Untersuchungen in den Schweizer Alpen und den USA kamen zu ähnlichen Resultaten wie in Kanada. Man geht heute davon aus, dass auch in den Bergen von Mexiko, Puerto Rico und den Anden vergleichbare oder höhere Konzentrationen der Umweltgifte gefunden werden. Das Wasser für Mexiko City und Denver kommt aus den Schneebergen. Die Nahrungskette führt dort unmittelbar zu den Menschen, wesentlich direkter als in den Rockies. Eine sorgfältige Kontrolle erscheint also notwendig.

Die heutigen Untersuchungen in Kanada gehen auf eine Studie zurück, die von der kanadischen Umweltbehörde 1993 in den Seen der Rockies durchgeführt wurde. Diese "Landmark"-Untersuchung brachte zu Tage, dass Fische in den alpinen Seen durch Toxaphen, ein Pestizid, das in Baumwollplantagen eingesetzt wird, sehr schwer belastet waren. Und hier zeigte sich das selbe Phänomen: je höher der See lag, desto größer war auch die Belastung der Fische. In vielen Fällen waren die Fische zu stark vergiftet, um sie täglich essen zu können. Nun, Otter und Adler fressen dennoch täglich Fische. Das sei ein schlimmes Zeichen für den Zustand der kanadischen Naturschutzgebiete, heißt es in der Umweltbehörde.

Wir müssen wissen, wo diese schädlichen Substanzen hinwandern, nachdem sie sich erst einmal in den Bergen abgelagert haben, meint Blais. Kanada als betroffenes Land macht diese Studien derzeit, um größeren Druck auf die internationalen Kommissionen ausüben zu können, auf dass die Umweltschadstoffe zunehmend auf die schwarze Liste kommen.

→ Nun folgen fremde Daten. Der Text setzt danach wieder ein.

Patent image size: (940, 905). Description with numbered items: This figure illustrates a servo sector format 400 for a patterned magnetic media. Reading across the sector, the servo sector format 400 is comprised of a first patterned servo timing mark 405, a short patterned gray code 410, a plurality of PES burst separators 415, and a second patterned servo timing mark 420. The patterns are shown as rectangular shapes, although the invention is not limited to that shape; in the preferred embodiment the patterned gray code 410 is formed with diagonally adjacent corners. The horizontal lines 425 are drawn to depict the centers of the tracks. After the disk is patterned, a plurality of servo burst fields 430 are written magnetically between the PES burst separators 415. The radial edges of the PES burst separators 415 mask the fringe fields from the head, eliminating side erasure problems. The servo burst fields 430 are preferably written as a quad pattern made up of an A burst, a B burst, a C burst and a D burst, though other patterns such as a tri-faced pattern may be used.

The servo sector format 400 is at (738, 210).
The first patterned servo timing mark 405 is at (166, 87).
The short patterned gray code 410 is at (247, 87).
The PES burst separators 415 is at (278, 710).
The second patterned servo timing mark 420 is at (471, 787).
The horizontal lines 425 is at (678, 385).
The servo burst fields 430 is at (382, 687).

Allerdings hat Kanada auch vor der eigenen Tür zu kehren. In einer gerade veröffentlichten Studie hat der Kommissar für Umweltentwicklung, Brin Emmett, in seinem Jahresbericht der Regierung in Ottawa schwerste Versäumnisse vorgeworfen. Die Kontrolle der Umweltverschmutzung sei nicht ausreichend kontrolliert und diese Kontrolle auf die freiwillige Mitarbeit der Industrie oder Farmer zu stützen, sei leichtsinnig, unverantwortlich und in keiner Weise ausreichend. Die Regierung von Jean Chrétien dürfe sich nicht dem Vorwurf aussetzen, daß sie aus lauter Freundlichkeit gegenüber der Industrie die Umwelt schädige. Hohe Etatkürzungen im Umweltsektor führen dazu, dass die Kontrolle der Umweltsünder praktisch nicht mehr stattfindet. Umweltschutzgruppen und Untersuchungen in ganz Kanada kritisieren Jahr für Jahr die Regierung für diese Versäumnisse.